Brutalism is arguably one of architecture’s most challenging styles. This mid century aesthetic is typified locally in buildings like Boston’s City Hall, built in 1968, and the campus of Southeastern Massachusetts University (now University of Massachusetts at Dartmouth), which was completed in phases from 1966-1971. These buildings are striking in their richness of texture, complexity of design, and the assertive face they turn to the world. Architects working in the Brutalist mode eschewed the glass curtain walls and cool steel of their contemporaries and embraced structures molded out of concrete that often bore the mark of the wood that formed them. Though fascinating and thought provoking, these buildings are frequently classed as problematic, if not ugly, and have drawn the ire of many.
Despite being beautifully and thoughtfully designed, Brutalist buildings rarely age well. Many of the best examples were government commissions and in the years since they were constructed they have experienced decline due in part to the limited funds budgeted for upkeep. For this reason, even more than for the their design, Brutalist structures are often the target of anger on the part of individuals and communities at large. The fact that they were additionally sometimes tied to insensitive urban renewal programs, as is the case with Boston’s City Hall, only makes matters worse. Brutalist buildings have been in need of an advocate for some time and found one recently in Viera Levitt.
Levitt, the Gallery Director at University of Massachusetts at Dartmouth, presents photographs of these hard to love structures in her show Brutally Sweet at AS220‘s Project Space in Providence, Rhode Island. Her images are an overt ode to the style she appreciates more than the average viewer. The edifices she images are often described as cold and austere while simultaneously being associated with totalitarianism and urban blight. In Levitt’s imagery, these buildings are finally given their due. Her clean and refined photos do a wonderful job of culling out all the lovely intricacy and beauty that can be found in Brutalist designs. She reconsiders Brutalism for the viewer and in doing so exposes onlookers to the very best the style has to offer to architecture and art alike.

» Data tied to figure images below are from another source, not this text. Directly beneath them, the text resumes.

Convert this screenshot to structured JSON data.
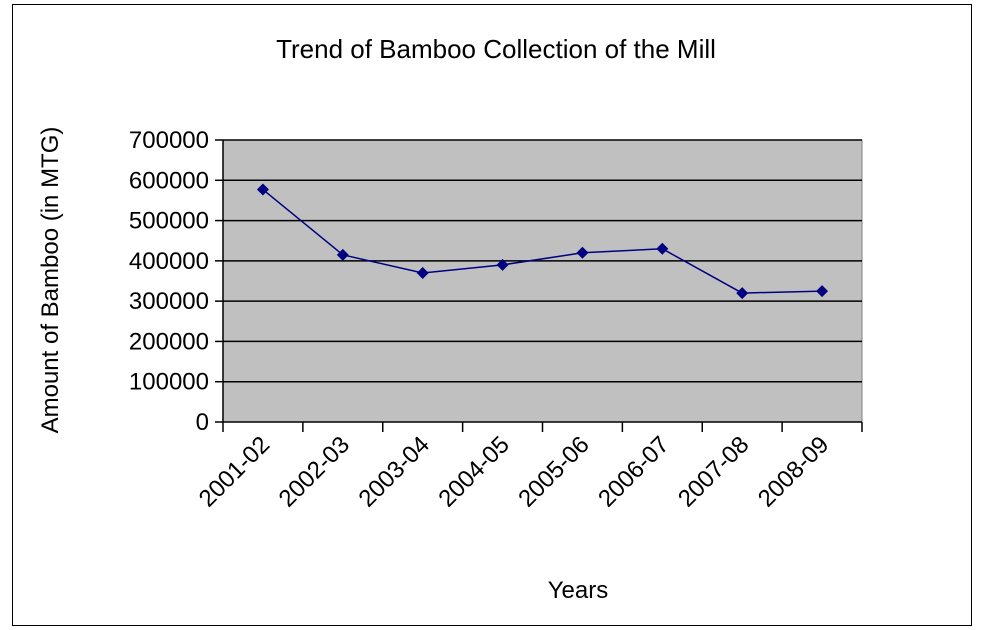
{
  "chart_data": {
    "type": "line",
    "title": "Trend of  Bamboo Collection of the Mill",
    "xlabel": "Years",
    "ylabel": "Amount of Bamboo (in MTG)",
    "categories": [
      "2001-02",
      "2002-03",
      "2003-04",
      "2004-05",
      "2005-06",
      "2006-07",
      "2007-08",
      "2008-09"
    ],
    "values": [
      577000,
      415000,
      370000,
      390000,
      420000,
      430000,
      320000,
      325000
    ],
    "ylim": [
      0,
      700000
    ],
    "yticks": [
      0,
      100000,
      200000,
      300000,
      400000,
      500000,
      600000,
      700000
    ],
    "grid": true,
    "colors": {
      "plot_background": "#C0C0C0",
      "line": "#000080",
      "gridline": "#000000"
    },
    "marker": "diamond"
  }
}
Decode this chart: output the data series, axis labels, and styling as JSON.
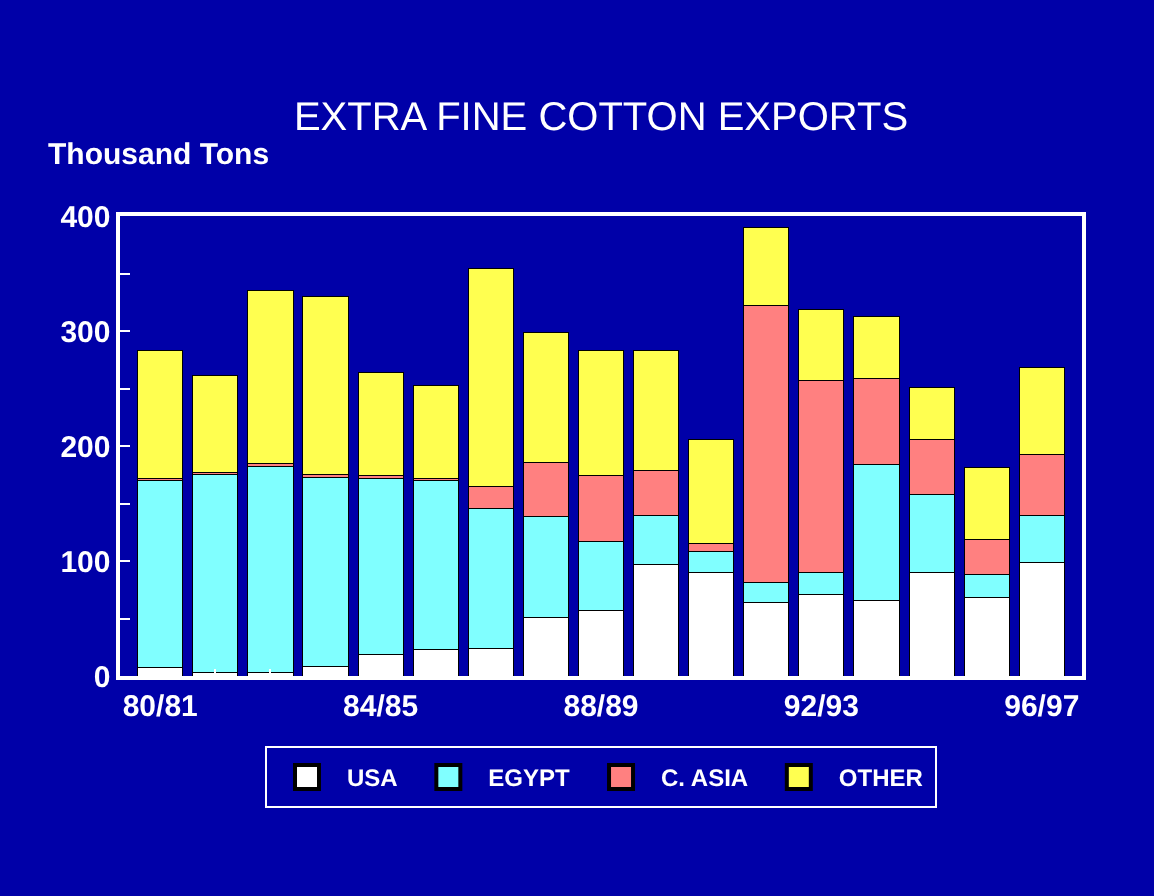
{
  "chart_data": {
    "type": "bar",
    "stacked": true,
    "title": "EXTRA FINE COTTON EXPORTS",
    "ylabel": "Thousand Tons",
    "categories": [
      "80/81",
      null,
      null,
      null,
      "84/85",
      null,
      null,
      null,
      "88/89",
      null,
      null,
      null,
      "92/93",
      null,
      null,
      null,
      "96/97"
    ],
    "series": [
      {
        "name": "USA",
        "color": "#ffffff",
        "values": [
          7,
          3,
          3,
          8,
          19,
          23,
          24,
          51,
          57,
          97,
          90,
          64,
          71,
          66,
          90,
          68,
          99
        ]
      },
      {
        "name": "EGYPT",
        "color": "#80ffff",
        "values": [
          163,
          172,
          179,
          165,
          153,
          147,
          122,
          88,
          60,
          43,
          18,
          17,
          19,
          118,
          68,
          20,
          41
        ]
      },
      {
        "name": "C. ASIA",
        "color": "#ff8080",
        "values": [
          2,
          2,
          3,
          2,
          2,
          2,
          19,
          47,
          57,
          39,
          7,
          241,
          167,
          75,
          48,
          31,
          53
        ]
      },
      {
        "name": "OTHER",
        "color": "#ffff50",
        "values": [
          111,
          84,
          150,
          155,
          90,
          81,
          189,
          113,
          109,
          104,
          91,
          68,
          62,
          54,
          45,
          62,
          75
        ]
      }
    ],
    "ylim": [
      0,
      400
    ],
    "yticks": [
      0,
      {
        "value": 50,
        "label": null
      },
      100,
      {
        "value": 150,
        "label": null
      },
      200,
      {
        "value": 250,
        "label": null
      },
      300,
      {
        "value": 350,
        "label": null
      },
      400
    ],
    "legend": "bottom"
  }
}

Levitt dedicates several pieces to the upward gaze, an appropriate outlook considering the huge scale of many Brutalist buildings. This size encourages the viewer to peer into the distance ceilings, evincing a literal high mindedness, which made the style ideal for university and government buildings with grand aspirations. Levitt’s images convey the experiential aspect of the spaces she depicts and the awe that their vast monumentality and geometric complexity elicit.
The quality of Levitt’s collection of photographs is enhanced by their vibrant arrangement within the gallery. The show deftly and subtly gives viewers the feeling of being in the world and of experiencing Brutalism from within and without. It highlights Levitt’s images for what they are essentially: architectural views through the eyes of a curious passer by.
The collection is successful because it approaches Brutalism from the high art aesthetic but with a human perspective. With a focus on form from the view of the pedestrian, the artist is able to redefine boundaries and chart a new course of approachability for the Brutalist aesthetic. Through Levitt’s lens, we finally see that buildings do not necessarily have to be very pretty to be very beautiful.